Microsoft just became the first hyperscale cloud provider to power on NVIDIA's next-generation Vera Rubin NVL72 systems, marking a significant infrastructure leap as enterprise AI shifts from training to inference-heavy workloads. Announced at NVIDIA GTC, the partnership expansion brings Microsoft Foundry Agent Service to general availability, adds NVIDIA Nemotron models to Azure, and deepens Physical AI integration between Microsoft Fabric and NVIDIA Omniverse. The moves signal Microsoft's bet that production AI agents and reasoning-based workloads will reshape cloud infrastructure demands.
Microsoft and NVIDIA are reshuffling the enterprise AI infrastructure deck. At NVIDIA's GTC conference, Microsoft unveiled it's become the first hyperscale cloud provider to power on NVIDIA's newest Vera Rubin NVL72 systems in its labs - a significant move as AI workloads shift from training large models to running inference-heavy, reasoning-based agents at scale.
The announcement extends a years-long hardware partnership that's taken on new urgency.
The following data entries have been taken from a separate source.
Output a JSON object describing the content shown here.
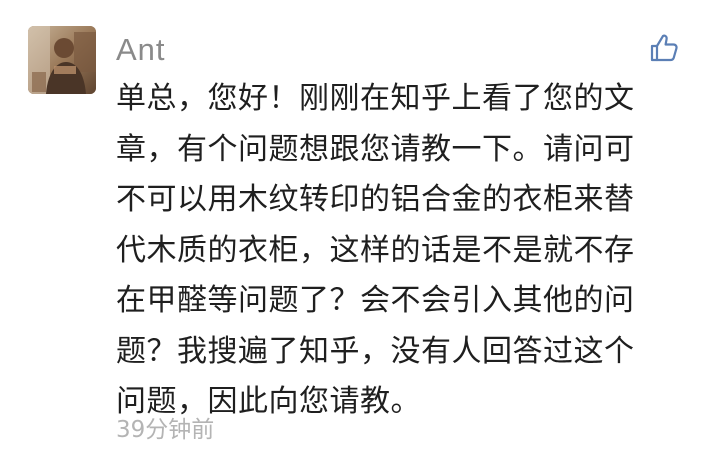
{
  "comment": {
    "username": "Ant",
    "lines": [
      "单总，您好！刚刚在知乎上看了您的文",
      "章，有个问题想跟您请教一下。请问可",
      "不可以用木纹转印的铝合金的衣柜来替",
      "代木质的衣柜，这样的话是不是就不存",
      "在甲醛等问题了？会不会引入其他的问",
      "题？我搜遍了知乎，没有人回答过这个",
      "问题，因此向您请教。"
    ],
    "timestamp": "39分钟前",
    "like_icon": "thumbs-up-icon",
    "avatar": "user-avatar-photo"
  },
  "colors": {
    "accent": "#5b7fb5",
    "username": "#8a8a8a",
    "text": "#1f1f1f",
    "timestamp": "#b4b4b4"
  }
}
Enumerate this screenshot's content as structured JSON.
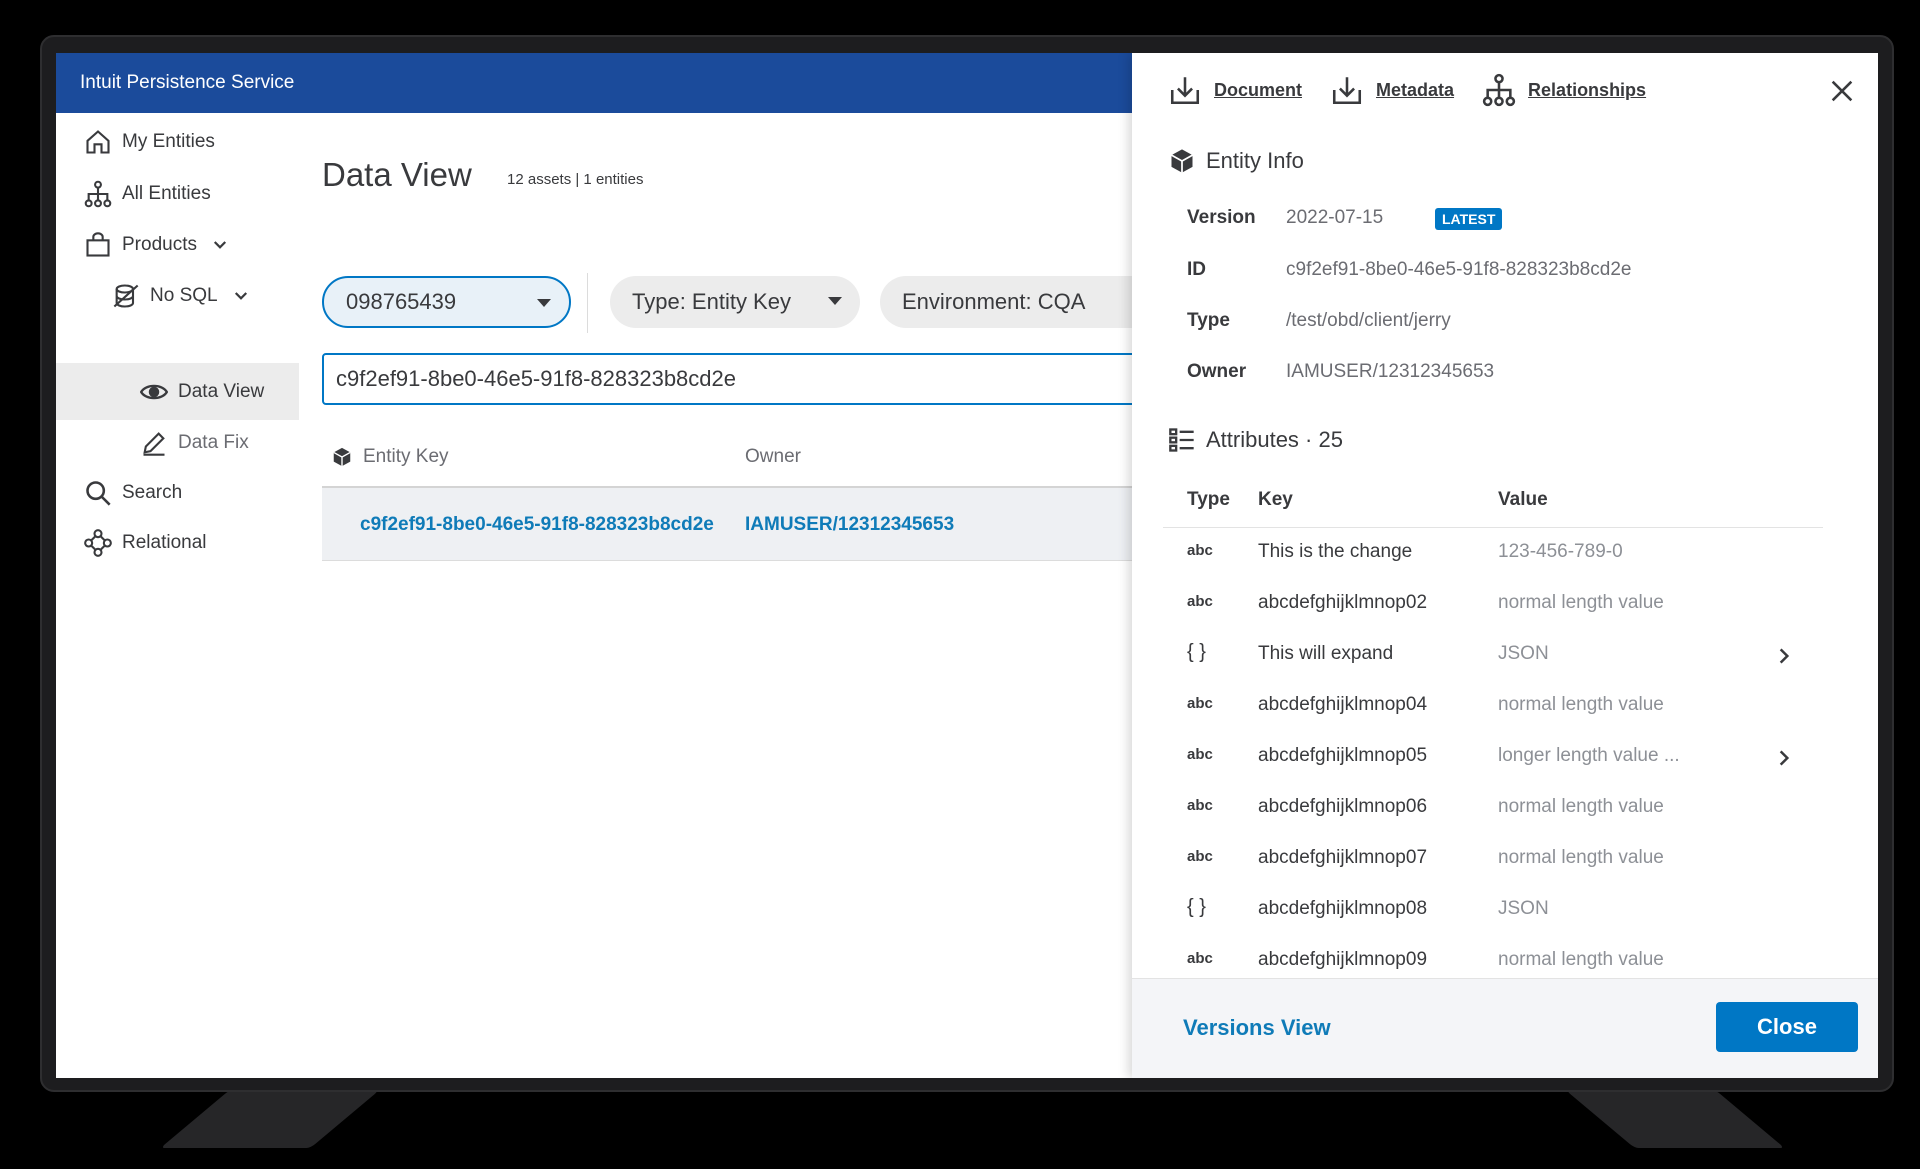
{
  "app": {
    "title": "Intuit Persistence Service"
  },
  "sidebar": {
    "items": [
      {
        "label": "My Entities",
        "icon": "home-icon"
      },
      {
        "label": "All Entities",
        "icon": "hierarchy-icon"
      },
      {
        "label": "Products",
        "icon": "shopping-bag-icon"
      },
      {
        "label": "No SQL",
        "icon": "database-icon"
      },
      {
        "label": "Data View",
        "icon": "eye-icon"
      },
      {
        "label": "Data Fix",
        "icon": "pencil-icon"
      },
      {
        "label": "Search",
        "icon": "search-icon"
      },
      {
        "label": "Relational",
        "icon": "relational-icon"
      }
    ]
  },
  "main": {
    "title": "Data View",
    "subtitle": "12 assets | 1 entities",
    "filters": {
      "account": "098765439",
      "type": "Type: Entity Key",
      "environment": "Environment: CQA"
    },
    "search_value": "c9f2ef91-8be0-46e5-91f8-828323b8cd2e",
    "table": {
      "columns": [
        "Entity Key",
        "Owner"
      ],
      "rows": [
        {
          "entity_key": "c9f2ef91-8be0-46e5-91f8-828323b8cd2e",
          "owner": "IAMUSER/12312345653"
        }
      ]
    }
  },
  "panel": {
    "tabs": [
      "Document",
      "Metadata",
      "Relationships"
    ],
    "entity_info": {
      "heading": "Entity Info",
      "version_label": "Version",
      "version": "2022-07-15",
      "badge": "LATEST",
      "id_label": "ID",
      "id": "c9f2ef91-8be0-46e5-91f8-828323b8cd2e",
      "type_label": "Type",
      "type": "/test/obd/client/jerry",
      "owner_label": "Owner",
      "owner": "IAMUSER/12312345653"
    },
    "attributes": {
      "heading": "Attributes · 25",
      "columns": [
        "Type",
        "Key",
        "Value"
      ],
      "rows": [
        {
          "type": "abc",
          "key": "This is the change",
          "value": "123-456-789-0"
        },
        {
          "type": "abc",
          "key": "abcdefghijklmnop02",
          "value": "normal length value"
        },
        {
          "type": "{ }",
          "key": "This will expand",
          "value": "JSON"
        },
        {
          "type": "abc",
          "key": "abcdefghijklmnop04",
          "value": "normal length value"
        },
        {
          "type": "abc",
          "key": "abcdefghijklmnop05",
          "value": "longer length value ..."
        },
        {
          "type": "abc",
          "key": "abcdefghijklmnop06",
          "value": "normal length value"
        },
        {
          "type": "abc",
          "key": "abcdefghijklmnop07",
          "value": "normal length value"
        },
        {
          "type": "{ }",
          "key": "abcdefghijklmnop08",
          "value": "JSON"
        },
        {
          "type": "abc",
          "key": "abcdefghijklmnop09",
          "value": "normal length value"
        }
      ]
    },
    "footer": {
      "versions_link": "Versions View",
      "close_label": "Close"
    }
  },
  "colors": {
    "banner": "#1b4b9b",
    "accent": "#0077c5",
    "link": "#0f7bb8"
  }
}
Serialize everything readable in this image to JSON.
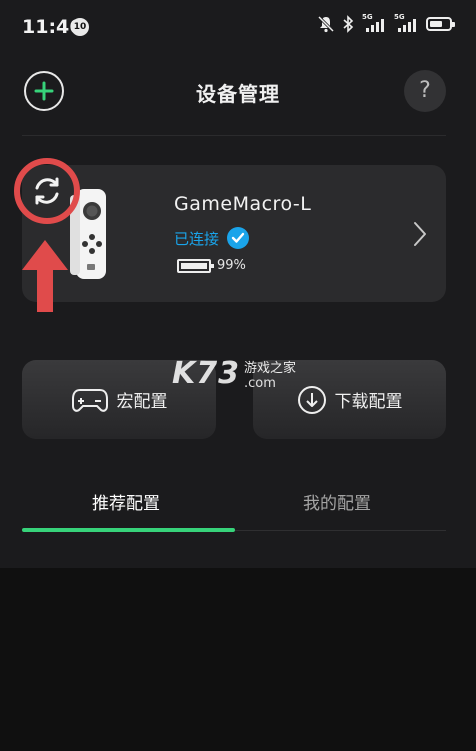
{
  "status_bar": {
    "time": "11:46",
    "notif_badge": "10",
    "sim1_label": "5G",
    "sim2_label": "5G"
  },
  "header": {
    "title": "设备管理",
    "help_label": "?"
  },
  "device": {
    "name": "GameMacro-L",
    "status": "已连接",
    "battery_text": "99%",
    "battery_level": 0.99
  },
  "actions": {
    "macro_label": "宏配置",
    "download_label": "下载配置"
  },
  "watermark": {
    "big": "K73",
    "top": "游戏之家",
    "bottom": ".com"
  },
  "tabs": [
    {
      "label": "推荐配置",
      "active": true
    },
    {
      "label": "我的配置",
      "active": false
    }
  ],
  "colors": {
    "accent_green": "#37d37a",
    "status_blue": "#1aa4ea",
    "annotation_red": "#e04b4b"
  }
}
According to Microsoft's official blog post, the company has deployed "hundreds of thousands of liquid-cooled Grace Blackwell GPUs" across its global datacenter footprint in less than a year. Now Vera Rubin NVL72 will roll out to Azure's modern, liquid-cooled datacenters over the next few months.
That infrastructure build-out isn't just about raw compute. It's designed to support a different type of AI workload - one where agents reason, plan, and act across enterprise tools and data rather than simply responding to prompts. Microsoft is banking that this shift will require purpose-built systems optimized for inference rather than training.